[Bioperl-l] First commit of Bio::Structure objects
Kris Boulez
Kris.Boulez@algonomics.com
Tue, 20 Nov 2001 10:26:48 +0100
Quoting Corradi, John (John.Corradi@astrazeneca.com):
>
>
[ ... ]
> >
> > What about my other solution, have a Protein object, the
> > protein stores a
> > graph of all parent child relationships, so the
> > ProteinComponent objects
> > know nothing of their parents/children.
> >
> > ie instead of
> >
> > $atom->get_residue()
> > $residue->get_atoms()
> >
> > you would so
> >
> > $protein->get_residue($atom)
> > $protein->get_atom($residue)
> >
> > This is effectively the same as Ewan's solution, it's just
> > that you give
> > the scriptwriters a hand with the bookkeeping, inside the
> > protein object.
> > The user could eschew the protein object and do their own
> > bookkeeping via
> > ids.
> >
> > there could either be one protein object per protein, or a singleton
> > object that stores all protein component graphs (the latter would be
> > useful if anyone ever wanted to add protein-protein
> > interaction stuff to
> > bioperl)
>
> I'm coming into this late and I don't know all the specific issues relevant
> to this model. However, Chris' suggestion is the route we took when we
> implemented a Gene Ontology browser at Jax. A graph object keeps track of
> nodes and edges so the nodes don't need to know about their parents or
> children. Likewise, the graph doesn't need to know much about the nodes
> (perhaps only that a node has a unique id). Don't know if ours was the
> cleanest design, but it avoids the bidirectional links that are making heads
> hurt.
>
OK, I see the need/elegance of a design which has the graph layout of
the objects in the top object. Although I'm still dissapointed in Perl
not being able to deal with the (simple) layout of my original objects.

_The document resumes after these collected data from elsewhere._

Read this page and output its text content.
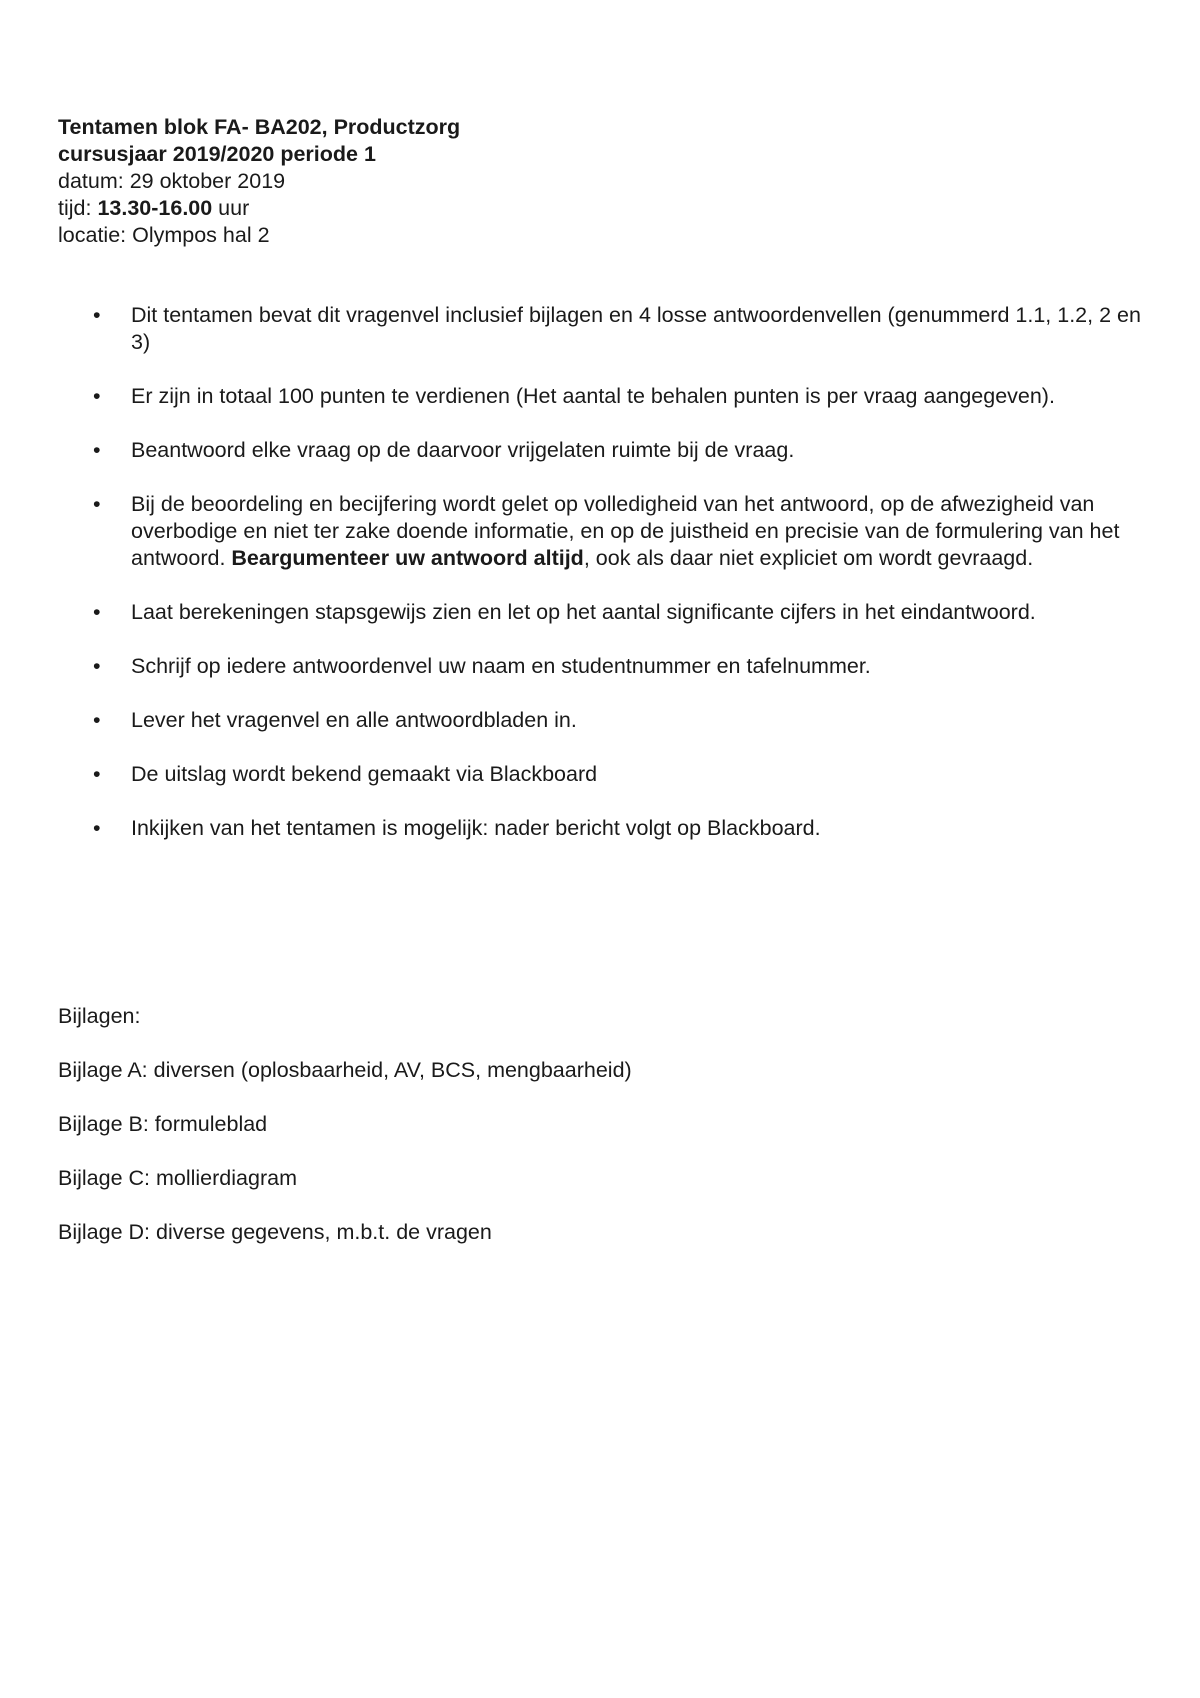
Tentamen blok FA- BA202, Productzorg
cursusjaar 2019/2020 periode 1
datum: 29 oktober 2019
tijd: 13.30-16.00 uur
locatie: Olympos hal 2
• Dit tentamen bevat dit vragenvel inclusief bijlagen en 4 losse antwoordenvellen (genummerd 1.1, 1.2, 2 en 3)
• Er zijn in totaal 100 punten te verdienen (Het aantal te behalen punten is per vraag aangegeven).
• Beantwoord elke vraag op de daarvoor vrijgelaten ruimte bij de vraag.
• Bij de beoordeling en becijfering wordt gelet op volledigheid van het antwoord, op de afwezigheid van overbodige en niet ter zake doende informatie, en op de juistheid en precisie van de formulering van het antwoord. Beargumenteer uw antwoord altijd, ook als daar niet expliciet om wordt gevraagd.
• Laat berekeningen stapsgewijs zien en let op het aantal significante cijfers in het eindantwoord.
• Schrijf op iedere antwoordenvel uw naam en studentnummer en tafelnummer.
• Lever het vragenvel en alle antwoordbladen in.
• De uitslag wordt bekend gemaakt via Blackboard
• Inkijken van het tentamen is mogelijk: nader bericht volgt op Blackboard.
Bijlagen:
Bijlage A: diversen (oplosbaarheid, AV, BCS, mengbaarheid)
Bijlage B: formuleblad
Bijlage C: mollierdiagram
Bijlage D: diverse gegevens, m.b.t. de vragen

The graph object you describe, is this available somewhere ? I looked at
http://www.informatics.jax.org/go/ (which I think is the GO browser you
are referrig to), but could find no link to source code.

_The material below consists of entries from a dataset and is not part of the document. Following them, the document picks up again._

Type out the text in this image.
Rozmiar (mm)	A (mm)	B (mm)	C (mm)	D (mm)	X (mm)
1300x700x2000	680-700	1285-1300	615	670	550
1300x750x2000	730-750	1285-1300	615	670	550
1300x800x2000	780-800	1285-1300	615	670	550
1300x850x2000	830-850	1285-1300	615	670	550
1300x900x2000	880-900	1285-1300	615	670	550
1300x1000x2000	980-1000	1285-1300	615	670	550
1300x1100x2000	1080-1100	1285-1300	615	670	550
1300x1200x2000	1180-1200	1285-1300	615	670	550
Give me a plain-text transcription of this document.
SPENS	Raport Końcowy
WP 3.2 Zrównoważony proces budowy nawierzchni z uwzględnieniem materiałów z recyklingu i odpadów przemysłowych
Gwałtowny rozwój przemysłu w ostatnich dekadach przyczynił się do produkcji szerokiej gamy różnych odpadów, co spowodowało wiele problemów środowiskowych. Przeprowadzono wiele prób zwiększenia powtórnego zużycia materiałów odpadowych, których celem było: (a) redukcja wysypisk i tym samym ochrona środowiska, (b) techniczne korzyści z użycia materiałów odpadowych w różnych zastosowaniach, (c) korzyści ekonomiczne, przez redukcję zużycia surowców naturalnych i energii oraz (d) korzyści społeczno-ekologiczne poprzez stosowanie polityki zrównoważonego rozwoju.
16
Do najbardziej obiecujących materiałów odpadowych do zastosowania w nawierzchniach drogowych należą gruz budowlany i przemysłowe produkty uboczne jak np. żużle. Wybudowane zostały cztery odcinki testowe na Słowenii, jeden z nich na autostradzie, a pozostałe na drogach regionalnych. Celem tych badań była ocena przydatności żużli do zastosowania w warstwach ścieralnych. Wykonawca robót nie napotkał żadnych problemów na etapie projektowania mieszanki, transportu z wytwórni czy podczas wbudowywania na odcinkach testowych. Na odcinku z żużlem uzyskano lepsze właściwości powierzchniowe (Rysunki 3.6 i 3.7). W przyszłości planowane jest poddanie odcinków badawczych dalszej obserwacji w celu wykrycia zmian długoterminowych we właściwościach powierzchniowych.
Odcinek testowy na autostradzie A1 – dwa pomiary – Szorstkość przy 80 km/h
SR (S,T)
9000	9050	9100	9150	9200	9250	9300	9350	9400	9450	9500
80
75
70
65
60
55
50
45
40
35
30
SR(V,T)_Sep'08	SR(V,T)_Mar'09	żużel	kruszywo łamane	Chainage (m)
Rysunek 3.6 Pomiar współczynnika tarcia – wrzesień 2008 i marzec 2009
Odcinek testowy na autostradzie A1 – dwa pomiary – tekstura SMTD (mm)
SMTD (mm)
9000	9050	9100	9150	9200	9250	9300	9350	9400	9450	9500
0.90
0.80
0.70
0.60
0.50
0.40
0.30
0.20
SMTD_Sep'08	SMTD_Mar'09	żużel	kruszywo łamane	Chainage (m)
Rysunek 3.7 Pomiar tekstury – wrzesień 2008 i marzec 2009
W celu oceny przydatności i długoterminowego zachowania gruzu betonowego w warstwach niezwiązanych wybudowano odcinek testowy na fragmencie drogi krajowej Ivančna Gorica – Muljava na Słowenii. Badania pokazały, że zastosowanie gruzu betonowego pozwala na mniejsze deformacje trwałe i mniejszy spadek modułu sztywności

On CPAN I found a Graph package (Graph-0.201), which seems pretty
complete at first sight. It does require an other external package
(Heap). Thus adding two more external packages one needs to install to
get BioPerl running.
Another option might be to do something pretty basic ourselves. Storing the
child-parent relations in a hash ( $c_p{$child} = $parent ) and the
parent-child relations in a hash to array refs
( $p_c{$parent} = \@children ). It looks basic, but workable to me.

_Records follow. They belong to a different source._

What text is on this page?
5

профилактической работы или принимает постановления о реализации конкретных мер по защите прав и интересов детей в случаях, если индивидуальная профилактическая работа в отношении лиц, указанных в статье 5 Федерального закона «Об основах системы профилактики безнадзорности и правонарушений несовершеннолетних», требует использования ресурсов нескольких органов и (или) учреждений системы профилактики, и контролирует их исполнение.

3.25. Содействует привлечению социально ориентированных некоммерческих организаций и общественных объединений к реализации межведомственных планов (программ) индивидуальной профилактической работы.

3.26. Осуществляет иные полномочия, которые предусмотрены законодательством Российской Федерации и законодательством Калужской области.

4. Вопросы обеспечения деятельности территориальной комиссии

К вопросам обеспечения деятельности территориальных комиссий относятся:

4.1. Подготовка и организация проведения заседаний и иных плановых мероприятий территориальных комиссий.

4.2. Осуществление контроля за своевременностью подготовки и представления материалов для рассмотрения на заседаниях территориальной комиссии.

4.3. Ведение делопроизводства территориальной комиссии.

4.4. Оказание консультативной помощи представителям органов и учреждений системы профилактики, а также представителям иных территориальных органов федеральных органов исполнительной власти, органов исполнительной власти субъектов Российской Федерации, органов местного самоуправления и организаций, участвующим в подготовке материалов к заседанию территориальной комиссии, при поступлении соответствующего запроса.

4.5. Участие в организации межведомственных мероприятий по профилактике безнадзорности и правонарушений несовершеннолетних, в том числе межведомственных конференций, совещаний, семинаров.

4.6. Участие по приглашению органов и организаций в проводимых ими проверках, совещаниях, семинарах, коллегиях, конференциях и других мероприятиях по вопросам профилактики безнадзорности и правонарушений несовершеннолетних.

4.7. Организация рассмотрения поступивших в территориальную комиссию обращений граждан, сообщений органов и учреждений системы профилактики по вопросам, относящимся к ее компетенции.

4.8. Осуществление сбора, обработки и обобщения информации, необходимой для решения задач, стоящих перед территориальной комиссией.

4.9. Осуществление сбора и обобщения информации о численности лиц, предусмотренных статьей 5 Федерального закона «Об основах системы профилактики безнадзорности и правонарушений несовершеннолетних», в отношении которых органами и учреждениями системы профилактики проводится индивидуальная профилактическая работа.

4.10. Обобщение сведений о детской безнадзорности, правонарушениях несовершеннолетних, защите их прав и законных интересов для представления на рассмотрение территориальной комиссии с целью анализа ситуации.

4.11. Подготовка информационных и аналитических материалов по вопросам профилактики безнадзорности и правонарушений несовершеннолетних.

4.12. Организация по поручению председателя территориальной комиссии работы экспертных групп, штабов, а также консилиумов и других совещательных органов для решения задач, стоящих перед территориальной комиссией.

We (my collegues and I) still think that having methods like
$atom->residue
$residue->chain
$chain->residue
would make working with the objects more natural. To accomplish this we
only need a reference from every child object (at whatever layer) to the
grand parent ('holder object' in Ewan speak). Thus allowing the residue
method in Atom (first example) to translate the call to
$self->_grand_parent->get_residue($atom)
The only thing that is needed is a DESTROY method on the grand parent
which deletes the graph(s), thus breaking all circular refs.